Yeah, I have a swear word up there. I’m sorry. I really don’t swear very much. Little kid me was such a goody-goody from age 9 until age 21 that it’s not even funny. “Hell” wasn’t in my vocabulary unless I was telling you where Satan lived. If I swore during those years it was an accident every time. All my high school friends can attest to that. Either way, I’ve…um….grown up?…somehow, moving to Utah has caused me to swear more often. I’m sorry native Utahans, there is a connection here. Anyway….
I tweeted once that an artist popped up on my Pandora radio and that he belonged in my “Hell No, Pandora” list. My sister-in-law said it sounded like a top 10 list. So of course, I couldn’t pass up the thought of mocking people I don’t like. So sure.
Now that I’m done groveling, apologizing and overly explaining, I am going list singers/groups/bands that I really will just say “no” to if Pandora begins playing them so quickly that my speed would cause chocolate to melt. mmmmm….melting chocolate….mmmm….bacon….wait…anyway….
10. Taylor Swift: I really liked Teardrops on My Guitar. I thought it was a decent song. Everyone should whine a bit. But please, STOP IT TAYLOR. You’re a cute girl. But sing something you can shake your hips to or get off the stage. (In Kanye West voice) I’m sorry Taylor, I’m gonna let ya finish, but I think Stephenie Meyer did a better job at pulling at 14-year old DUFF’s heartstrings.
9. Rage Against the Machine: Say what? No, seriously. I haven’t a clue what they’re saying. I feel like Satan himself is going to come out of the machine before me and eat me alive. I feel like there’s such a thing as Obese Metal because of these people.
8. Mandy Moore: I don’t know what to say. Not a fan. (Kelly Clarkson has brought me to her unfortunately. But Kelly’s hotter. So is Carrie Underwood. Your thoughts on either of these two fine ladies are irrelevant to my listening preferences.)
7. Jessica Simpson: Good news here, I don’t think I’d recognize one of her songs if my station played them. Bad news is, I have Kelly Clarkson (who is hot singing Miss Independent, I’ll have you know)
6. Hanson: My brother and I were watching the MmmBop music video (I just sang “Music still on MTV” in my head from 1985) when it first came out. First thought I had was: “Who are the ugly chicks?” I think their CDs should be used as ninja stars. No wait, that’s an insult to ninjas everywhere. (Side note: did you know that an old version of Word did not recognize the word ‘ninja?’ What was up with that?)
5. Jonas Brothers: I think I just threw up in my mouth a little typing the name. Moving on.
4. Miley Cyrus: So, I really like the song “The Climb.” It teaches good principles.

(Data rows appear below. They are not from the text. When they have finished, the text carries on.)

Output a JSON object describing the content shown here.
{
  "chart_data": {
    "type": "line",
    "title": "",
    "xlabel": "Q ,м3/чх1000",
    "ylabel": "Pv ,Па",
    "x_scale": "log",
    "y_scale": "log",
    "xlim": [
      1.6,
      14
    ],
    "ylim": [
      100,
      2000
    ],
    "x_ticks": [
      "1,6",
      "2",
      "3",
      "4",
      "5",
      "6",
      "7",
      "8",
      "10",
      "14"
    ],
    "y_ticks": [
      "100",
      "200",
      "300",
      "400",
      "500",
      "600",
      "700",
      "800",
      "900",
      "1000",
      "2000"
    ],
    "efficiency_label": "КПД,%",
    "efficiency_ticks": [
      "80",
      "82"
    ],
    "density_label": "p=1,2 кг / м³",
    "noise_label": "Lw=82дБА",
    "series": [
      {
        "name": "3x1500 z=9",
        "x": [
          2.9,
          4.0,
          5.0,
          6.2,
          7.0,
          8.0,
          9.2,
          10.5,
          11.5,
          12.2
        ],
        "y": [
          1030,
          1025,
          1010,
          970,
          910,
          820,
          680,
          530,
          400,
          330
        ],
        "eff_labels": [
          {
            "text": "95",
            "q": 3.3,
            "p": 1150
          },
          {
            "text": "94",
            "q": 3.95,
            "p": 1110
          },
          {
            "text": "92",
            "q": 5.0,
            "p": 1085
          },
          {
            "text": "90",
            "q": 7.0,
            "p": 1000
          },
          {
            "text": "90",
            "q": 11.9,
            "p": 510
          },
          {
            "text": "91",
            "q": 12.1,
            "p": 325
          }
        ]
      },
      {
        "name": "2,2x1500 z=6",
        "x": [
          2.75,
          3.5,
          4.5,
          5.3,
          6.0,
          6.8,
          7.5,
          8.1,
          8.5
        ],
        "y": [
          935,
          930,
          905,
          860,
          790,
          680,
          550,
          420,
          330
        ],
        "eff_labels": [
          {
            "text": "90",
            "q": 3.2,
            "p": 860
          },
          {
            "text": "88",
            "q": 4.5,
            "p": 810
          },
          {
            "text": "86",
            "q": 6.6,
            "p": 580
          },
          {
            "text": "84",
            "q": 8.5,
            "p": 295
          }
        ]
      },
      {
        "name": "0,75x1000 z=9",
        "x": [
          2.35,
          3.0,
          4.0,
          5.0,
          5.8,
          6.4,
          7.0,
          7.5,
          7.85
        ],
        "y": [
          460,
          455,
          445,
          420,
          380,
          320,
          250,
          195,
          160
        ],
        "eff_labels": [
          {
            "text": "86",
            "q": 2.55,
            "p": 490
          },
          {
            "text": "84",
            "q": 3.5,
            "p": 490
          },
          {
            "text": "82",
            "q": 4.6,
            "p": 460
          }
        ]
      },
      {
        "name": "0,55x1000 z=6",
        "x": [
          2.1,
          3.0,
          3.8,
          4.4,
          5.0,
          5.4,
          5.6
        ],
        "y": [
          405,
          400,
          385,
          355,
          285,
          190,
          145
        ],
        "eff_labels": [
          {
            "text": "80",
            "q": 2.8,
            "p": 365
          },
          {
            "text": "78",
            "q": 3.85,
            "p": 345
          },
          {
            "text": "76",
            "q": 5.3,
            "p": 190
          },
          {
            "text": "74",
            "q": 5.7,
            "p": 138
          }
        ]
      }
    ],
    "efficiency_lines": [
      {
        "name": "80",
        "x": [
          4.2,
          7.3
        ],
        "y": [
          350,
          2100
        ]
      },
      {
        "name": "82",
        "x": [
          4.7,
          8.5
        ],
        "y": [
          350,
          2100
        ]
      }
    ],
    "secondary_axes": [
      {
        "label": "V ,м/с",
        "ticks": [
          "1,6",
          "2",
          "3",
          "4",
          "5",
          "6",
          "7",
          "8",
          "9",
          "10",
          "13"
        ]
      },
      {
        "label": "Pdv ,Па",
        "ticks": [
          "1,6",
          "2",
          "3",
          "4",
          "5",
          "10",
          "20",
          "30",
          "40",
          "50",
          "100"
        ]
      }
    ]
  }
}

But….really, if you like Miley Cyrus then all her little Disney fiends (yes, that’s not misspelled) join her. And then it’s like an invasion of spew. I’m good.
3. Eminem: I see the name. I cringe. I read the name. I run to my nearest grocery store and buy a yellow bag with candy-shelled, chocolate covered peanuts.
2. Katy Perry: I think she needs to title a song “Horny Guys Think This Topic is Hot, So I’m Going to Sing It For Attention.” ‘Nuff said. Every station I create thinks that she needs to pop up on it. And I quickly ‘NO’ her away.
1. Justin Bieber: I heard Daniel Radcliffe (Harry Potter for those who don’t know) once say that he hear the Evil Beaver sing and thought it was a girl. That was a ROFLMAO moment. Less than a week later, I asked my Pandora, “Who is that annoying chick singing about other chicks? Since when did my music swing that way?” When I clicked on over, I almost hurled my stapler at the monitor when I saw that it was the Evil Beaver. I laughed when I realized I asked the same question as Daniel Radcliffe. At least he has good taste in music.
Alien abductions are involuntary, but probings are scheduled.